For No. 42: Did You See Jackie Robinson Hit That Ball?
While most of us are off sweating our taxes today, there is at least one cause for celebration. Today is Jackie Robinson Day, celebrating the anniversary of Robinson's first taking a major-league baseball field with the Brooklyn Dodgers in 1947. As the first African-American MLB player, Robinson blazed a trail that ended 80 years of segregation in the sport and paved the way for generations of gifted athletes.

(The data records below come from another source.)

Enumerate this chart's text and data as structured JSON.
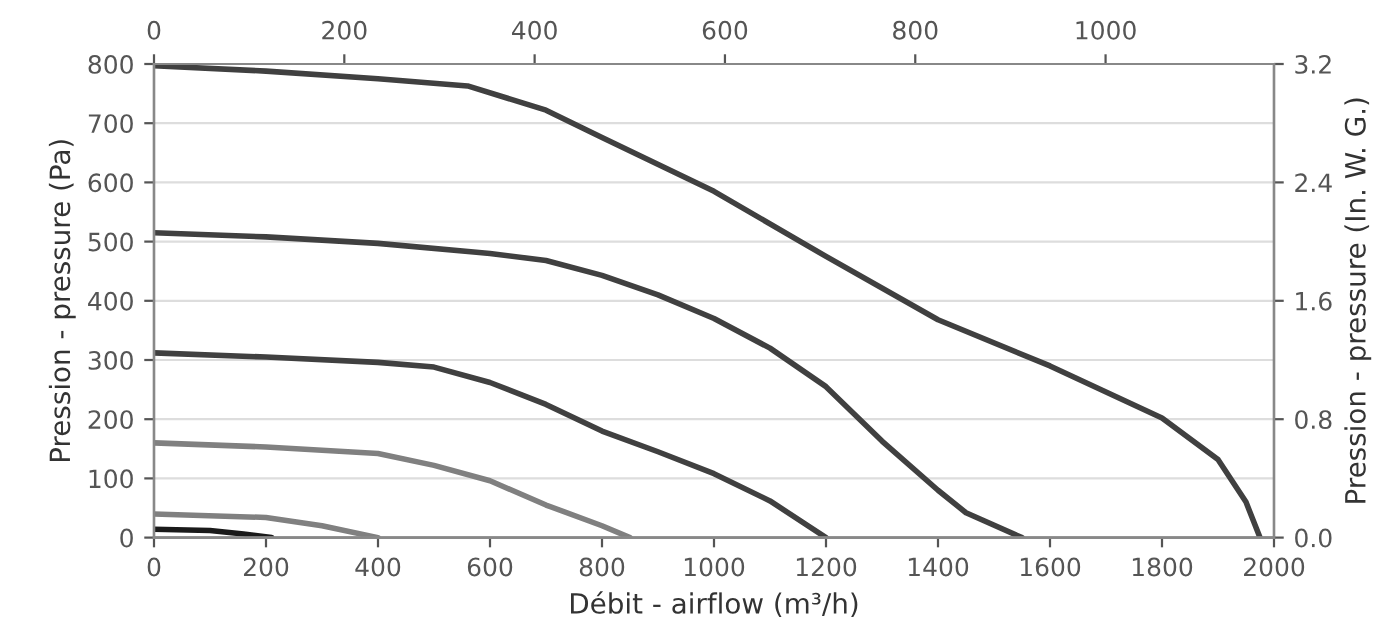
{
  "chart_data": {
    "type": "line",
    "xlabel": "Débit - airflow (m³/h)",
    "ylabel": "Pression - pressure (Pa)",
    "y2label": "Pression - pressure (In. W. G.)",
    "xlim": [
      0,
      2000
    ],
    "xticks": [
      0,
      200,
      400,
      600,
      800,
      1000,
      1200,
      1400,
      1600,
      1800,
      2000
    ],
    "ylim": [
      0,
      800
    ],
    "yticks": [
      0,
      100,
      200,
      300,
      400,
      500,
      600,
      700,
      800
    ],
    "y2lim": [
      0,
      3.2
    ],
    "y2ticks": [
      {
        "value": 0,
        "label": "0.0"
      },
      {
        "value": 0.8,
        "label": "0.8"
      },
      {
        "value": 1.6,
        "label": "1.6"
      },
      {
        "value": 2.4,
        "label": "2.4"
      },
      {
        "value": 3.2,
        "label": "3.2"
      }
    ],
    "x2lim": [
      0,
      1177
    ],
    "x2ticks": [
      0,
      200,
      400,
      600,
      800,
      1000
    ],
    "grid": "y",
    "marker": "none",
    "line_style": "solid",
    "legend": false,
    "series": [
      {
        "color": "#404040",
        "x": [
          0,
          200,
          400,
          560,
          700,
          800,
          1000,
          1200,
          1400,
          1600,
          1800,
          1900,
          1950,
          1975
        ],
        "values": [
          797,
          788,
          775,
          763,
          722,
          676,
          585,
          475,
          368,
          290,
          202,
          132,
          60,
          0
        ]
      },
      {
        "color": "#404040",
        "x": [
          0,
          200,
          400,
          600,
          700,
          800,
          900,
          1000,
          1100,
          1200,
          1300,
          1400,
          1450,
          1550
        ],
        "values": [
          515,
          508,
          497,
          480,
          468,
          443,
          410,
          370,
          320,
          255,
          163,
          80,
          42,
          0
        ]
      },
      {
        "color": "#404040",
        "x": [
          0,
          200,
          400,
          500,
          600,
          700,
          800,
          900,
          1000,
          1100,
          1200
        ],
        "values": [
          312,
          305,
          296,
          288,
          262,
          225,
          180,
          145,
          108,
          62,
          0
        ]
      },
      {
        "color": "#808080",
        "x": [
          0,
          200,
          400,
          500,
          600,
          700,
          800,
          850
        ],
        "values": [
          160,
          153,
          142,
          122,
          96,
          55,
          20,
          0
        ]
      },
      {
        "color": "#808080",
        "x": [
          0,
          200,
          300,
          400
        ],
        "values": [
          40,
          34,
          20,
          0
        ]
      },
      {
        "color": "#1a1a1a",
        "x": [
          0,
          100,
          160,
          210
        ],
        "values": [
          14,
          12,
          6,
          0
        ]
      }
    ]
  }
}
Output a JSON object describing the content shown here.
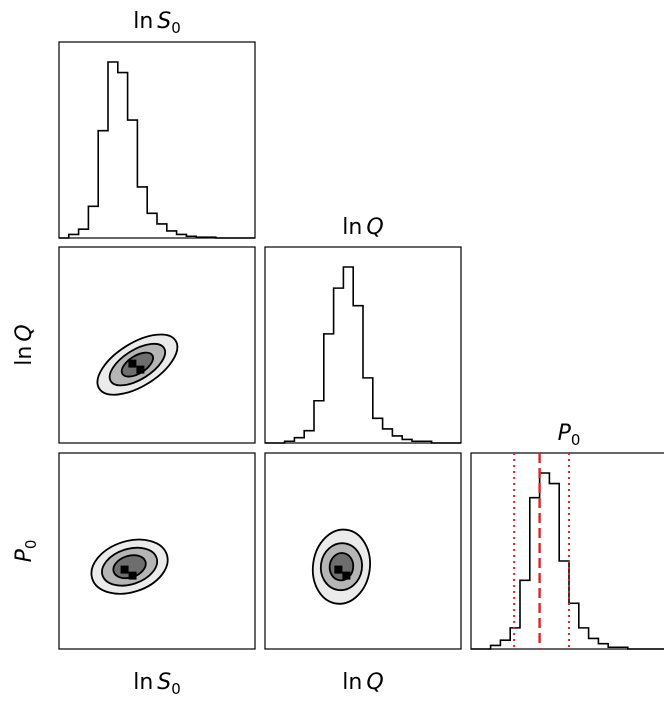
{
  "chart_data": {
    "type": "corner",
    "parameters": [
      {
        "key": "lnS0",
        "label_base": "ln",
        "label_var": "S",
        "label_sub": "0"
      },
      {
        "key": "lnQ",
        "label_base": "ln",
        "label_var": "Q",
        "label_sub": ""
      },
      {
        "key": "P0",
        "label_base": "",
        "label_var": "P",
        "label_sub": "0"
      }
    ],
    "ticks_shown": false,
    "histograms": [
      {
        "param": "lnS0",
        "bin_edges": [
          0.0,
          0.05,
          0.1,
          0.15,
          0.2,
          0.25,
          0.3,
          0.35,
          0.4,
          0.45,
          0.5,
          0.55,
          0.6,
          0.65,
          0.7,
          0.75,
          0.8,
          0.85,
          0.9,
          0.95,
          1.0
        ],
        "counts": [
          0.0,
          0.02,
          0.05,
          0.18,
          0.61,
          1.0,
          0.94,
          0.67,
          0.29,
          0.14,
          0.08,
          0.04,
          0.02,
          0.01,
          0.005,
          0.005,
          0.0,
          0.0,
          0.0,
          0.0
        ]
      },
      {
        "param": "lnQ",
        "bin_edges": [
          0.0,
          0.05,
          0.1,
          0.15,
          0.2,
          0.25,
          0.3,
          0.35,
          0.4,
          0.45,
          0.5,
          0.55,
          0.6,
          0.65,
          0.7,
          0.75,
          0.8,
          0.85,
          0.9,
          0.95,
          1.0
        ],
        "counts": [
          0.0,
          0.0,
          0.01,
          0.03,
          0.07,
          0.24,
          0.62,
          0.88,
          1.0,
          0.78,
          0.37,
          0.14,
          0.08,
          0.04,
          0.02,
          0.01,
          0.01,
          0.0,
          0.0,
          0.0
        ]
      },
      {
        "param": "P0",
        "bin_edges": [
          0.0,
          0.05,
          0.1,
          0.15,
          0.2,
          0.25,
          0.3,
          0.35,
          0.4,
          0.45,
          0.5,
          0.55,
          0.6,
          0.65,
          0.7,
          0.75,
          0.8,
          0.85,
          0.9,
          0.95,
          1.0
        ],
        "counts": [
          0.0,
          0.0,
          0.02,
          0.05,
          0.12,
          0.39,
          0.86,
          1.0,
          0.94,
          0.5,
          0.26,
          0.12,
          0.06,
          0.03,
          0.01,
          0.01,
          0.0,
          0.0,
          0.0,
          0.0
        ],
        "quantiles": [
          0.22,
          0.35,
          0.5
        ]
      }
    ],
    "contours": [
      {
        "x": "lnS0",
        "y": "lnQ",
        "center": [
          0.4,
          0.6
        ],
        "levels": [
          {
            "rx": 0.11,
            "ry": 0.23,
            "rotate_deg": 58,
            "fill": "#ebebeb"
          },
          {
            "rx": 0.075,
            "ry": 0.16,
            "rotate_deg": 58,
            "fill": "#b5b5b5"
          },
          {
            "rx": 0.045,
            "ry": 0.09,
            "rotate_deg": 58,
            "fill": "#6e6e6e"
          }
        ],
        "peak": [
          0.4,
          0.6
        ]
      },
      {
        "x": "lnS0",
        "y": "P0",
        "center": [
          0.36,
          0.58
        ],
        "levels": [
          {
            "rx": 0.2,
            "ry": 0.13,
            "rotate_deg": -18,
            "fill": "#ebebeb"
          },
          {
            "rx": 0.145,
            "ry": 0.09,
            "rotate_deg": -18,
            "fill": "#b5b5b5"
          },
          {
            "rx": 0.085,
            "ry": 0.055,
            "rotate_deg": -18,
            "fill": "#6e6e6e"
          }
        ],
        "peak": [
          0.36,
          0.6
        ]
      },
      {
        "x": "lnQ",
        "y": "P0",
        "center": [
          0.39,
          0.58
        ],
        "levels": [
          {
            "rx": 0.145,
            "ry": 0.19,
            "rotate_deg": 8,
            "fill": "#ebebeb"
          },
          {
            "rx": 0.105,
            "ry": 0.12,
            "rotate_deg": 8,
            "fill": "#b5b5b5"
          },
          {
            "rx": 0.06,
            "ry": 0.07,
            "rotate_deg": 8,
            "fill": "#6e6e6e"
          }
        ],
        "peak": [
          0.4,
          0.6
        ]
      }
    ],
    "colors": {
      "axes": "#000000",
      "histogram": "#000000",
      "quantile": "#d62728",
      "peak": "#000000"
    }
  }
}
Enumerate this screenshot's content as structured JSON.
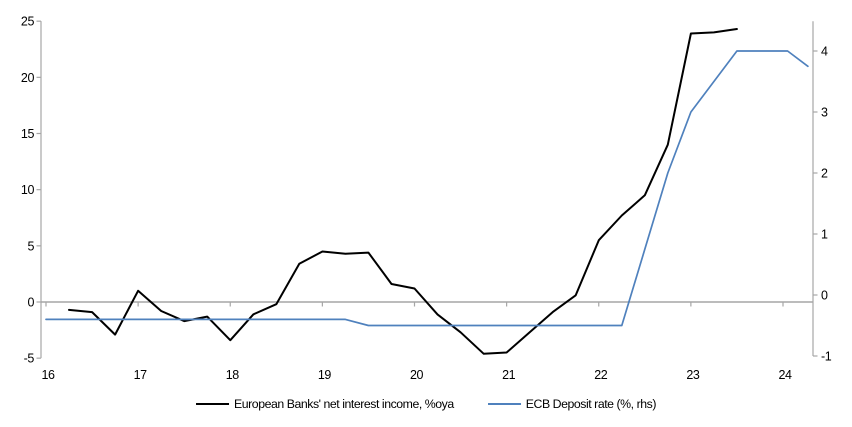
{
  "chart_data": {
    "type": "line",
    "x_axis": {
      "ticks": [
        16,
        17,
        18,
        19,
        20,
        21,
        22,
        23,
        24
      ],
      "min": 16,
      "max": 24.33
    },
    "left_axis": {
      "ticks": [
        25,
        20,
        15,
        10,
        5,
        0,
        "-5"
      ],
      "tick_values": [
        25,
        20,
        15,
        10,
        5,
        0,
        -5
      ],
      "min": -5,
      "max": 25
    },
    "right_axis": {
      "ticks": [
        4,
        3,
        2,
        1,
        0,
        "-1"
      ],
      "tick_values": [
        4,
        3,
        2,
        1,
        0,
        -1
      ],
      "min": -1,
      "max": 4.5
    },
    "grid": "zero-line-only",
    "legend_position": "bottom-center",
    "series": [
      {
        "name": "European Banks' net interest income, %oya",
        "axis": "left",
        "color": "#000000",
        "stroke_width": 2,
        "points": [
          [
            16.25,
            -0.7
          ],
          [
            16.5,
            -0.9
          ],
          [
            16.75,
            -2.9
          ],
          [
            17.0,
            1.0
          ],
          [
            17.25,
            -0.8
          ],
          [
            17.5,
            -1.7
          ],
          [
            17.75,
            -1.3
          ],
          [
            18.0,
            -3.4
          ],
          [
            18.25,
            -1.1
          ],
          [
            18.5,
            -0.2
          ],
          [
            18.75,
            3.4
          ],
          [
            19.0,
            4.5
          ],
          [
            19.25,
            4.3
          ],
          [
            19.5,
            4.4
          ],
          [
            19.75,
            1.6
          ],
          [
            20.0,
            1.2
          ],
          [
            20.25,
            -1.1
          ],
          [
            20.5,
            -2.7
          ],
          [
            20.75,
            -4.6
          ],
          [
            21.0,
            -4.5
          ],
          [
            21.25,
            -2.7
          ],
          [
            21.5,
            -0.9
          ],
          [
            21.75,
            0.6
          ],
          [
            22.0,
            5.5
          ],
          [
            22.25,
            7.7
          ],
          [
            22.5,
            9.5
          ],
          [
            22.75,
            14.0
          ],
          [
            23.0,
            23.9
          ],
          [
            23.25,
            24.0
          ],
          [
            23.5,
            24.3
          ]
        ]
      },
      {
        "name": "ECB Deposit rate (%, rhs)",
        "axis": "right",
        "color": "#4F81BD",
        "stroke_width": 1.7,
        "points": [
          [
            16.0,
            -0.4
          ],
          [
            19.25,
            -0.4
          ],
          [
            19.5,
            -0.5
          ],
          [
            22.25,
            -0.5
          ],
          [
            22.5,
            0.75
          ],
          [
            22.75,
            2.0
          ],
          [
            23.0,
            3.0
          ],
          [
            23.25,
            3.5
          ],
          [
            23.5,
            4.0
          ],
          [
            24.05,
            4.0
          ],
          [
            24.27,
            3.75
          ]
        ]
      }
    ]
  },
  "legend": {
    "series1": "European Banks' net interest income, %oya",
    "series2": "ECB Deposit rate (%, rhs)"
  },
  "colors": {
    "axis_gray": "#A6A6A6",
    "black_line": "#000000",
    "blue_line": "#4F81BD",
    "background": "#FFFFFF",
    "text": "#000000"
  }
}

Bob Sandberg via the Library of Congress
Since 2004, it's become an annual tradition to honor the man who in many ways most defined the true national pastime, embodying as he did both skill undeniable and the place of freedom and equality that America is supposed to represent in ballparks across the nation. This year, for instance, Historic Dodgertown will host an exhibition game, and each player at tonight's Astros-Royals game at Minute Maid Park will wear Robinson's jersey number, 42. That number has become symbolic of the movement towards equality in professional sports, and has been retired at every MLB park. So honor No. 42, here's a playlist of songs about the one and only Jackie Robinson.
Count Basie, "Did You See Jackie Robinson Hit That Ball?"
Any talk about Robinson in song starts with this tune, recorded back when No. 42 was still in his prime. Buddy Johnson wrote it, but Count Basie came along with this better version (in my opinion) in 1949. Regardless, it's a lighthearted tip of the chapeau to Robinson's prowess, something that is often lacking when he is discussed in pop culture. One of the reasons Robinson was able to do what he did was because he was so very good at baseball. That's what paved the way.
Jay-Z feat. Santigold, "Brooklyn Go Hard"
Now, Jay-Z may be getting a bit above himself by claiming to occupy the same strata as Robinson, but there's not denying "Brooklyn Go Hard" is a hell of good tune. It was at least good enough to be the theme song for the successful 2013 film 42 so I'll defer to the people who love Jackie Robinson enough to make a $40 million movie about him.
King Missile, "My Father"
Never let a chance to mention King Missile go by if you don't have to. In one of John S. Hall's best nonsensical poem-songs he talks about the accomplishments his father had before he died. One of them was being the first white man in the Negro Leagues, where black players were forced to play pro baseball until Robinson came along and the majors were soon desegregated. Hall's father was apparently traded for Robinson, but it's really just part of the utter insanity that was King Missile. Man, I miss this band.